Par le 18 octobre 2013

C’est à l’abri de la pluie lilloise que nous avons rencontré Fakear, jeune talent prometteur de la scène caennaise, avant sa prestation (et celle de TuRnStEaK) à la Cave aux Poètes à Roubaix. L’occasion de le découvrir aussi à l’occasion de son concert ce soir au Mama Event à Paris.

De ton éveil musical jusqu’au trip-hop, en passant par le rock, peux-tu nous donner quelques détails sur ton parcours musical ?
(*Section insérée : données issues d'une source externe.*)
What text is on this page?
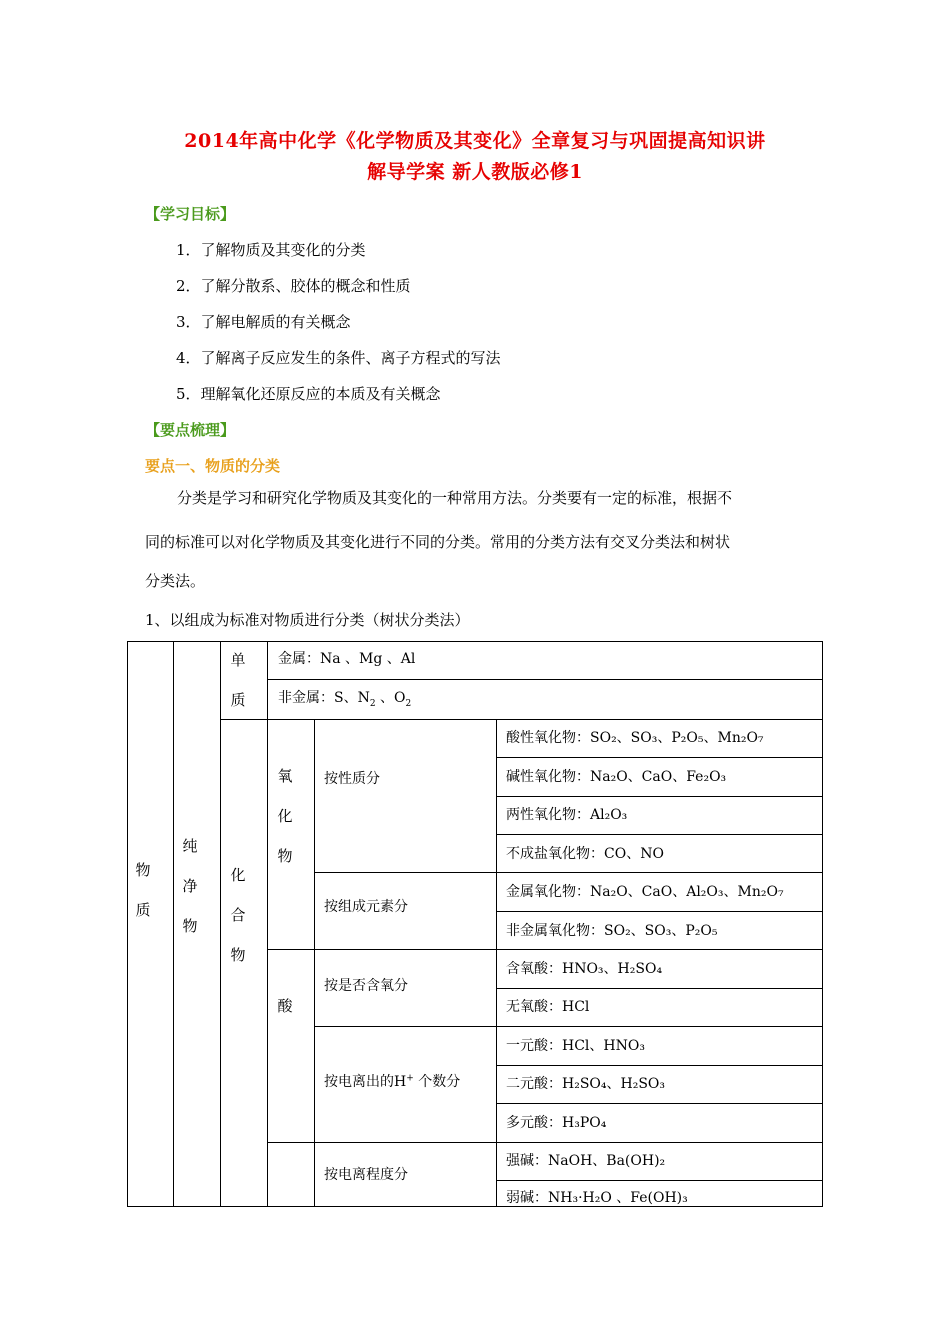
2014年高中化学《化学物质及其变化》全章复习与巩固提高知识讲
解导学案 新人教版必修1
【学习目标】
1．了解物质及其变化的分类
2．了解分散系、胶体的概念和性质
3．了解电解质的有关概念
4．了解离子反应发生的条件、离子方程式的写法
5．理解氧化还原反应的本质及有关概念
【要点梳理】
要点一、物质的分类
分类是学习和研究化学物质及其变化的一种常用方法。分类要有一定的标准，根据不
同的标准可以对化学物质及其变化进行不同的分类。常用的分类方法有交叉分类法和树状
分类法。
1、以组成为标准对物质进行分类（树状分类法）
物
质
纯
净
物
单
质
化
合
物
氧
化
物
酸
金属：Na 、Mg 、Al
非金属：S、$N_2$ 、$O_2$
按性质分
按组成元素分
按是否含氧分
按电离出的H+ 个数分
按电离程度分
酸性氧化物：SO₂、SO₃、P₂O₅、Mn₂O₇
碱性氧化物：Na₂O、CaO、Fe₂O₃
两性氧化物：Al₂O₃
不成盐氧化物：CO、NO
金属氧化物：Na₂O、CaO、Al₂O₃、Mn₂O₇
非金属氧化物：SO₂、SO₃、P₂O₅
含氧酸：HNO₃、H₂SO₄
无氧酸：HCl
一元酸：HCl、HNO₃
二元酸：H₂SO₄、H₂SO₃
多元酸：H₃PO₄
强碱：NaOH、Ba(OH)₂
弱碱：NH₃·H₂O 、Fe(OH)₃
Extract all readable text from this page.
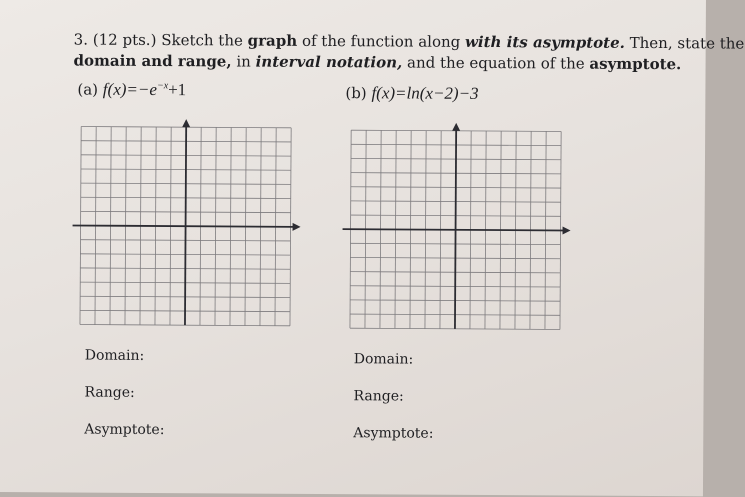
3. (12 pts.) Sketch the graph of the function along with its asymptote. Then, state the
domain and range, in interval notation, and the equation of the asymptote.
(a) $f(x)=-e^{-x}+1$	(b) f(x)=ln(x−2)−3
Domain:
Range:
Asymptote:
Domain:
Range:
Asymptote:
Je triche un peu à la base car mes deux parents sont profs de musique : je suis tombé dedans quand j’étais petit. J’ai commencé à faire la musique quand j’avais cinq/six ans, j’ai fait de la flûte à bec, du solfège, du saxo. Je me suis mis à la guitare en autodidacte à partir du lycée et j’ai eu des groupes de rock, comme tout lycéen. Puis est venu l’électro en terminal, en écoutant des groupes comme Archive ou Massive Attack qui font vraiment le pont entre le vieux rock et l’électro plus pointue. J’ai fait tout mon lycée avec Superpoze, on était super potes et on avait un groupe de rock ensemble. On s’est fait découvrir des artistes comme Bonobo, RJD2 ou DJ Shadow et je me suis mis à composé dans mon coin. Je suis pas à l’affût de tout ce qui sort, je suis plutôt resté à mes classiques : les Pink Floyd, Led Zep etc. Mais j’essaye de condenser toutes ces influences, de faire une musique qui soit vraiment cohérente et l’expression de ce que j’ai dans les tripes.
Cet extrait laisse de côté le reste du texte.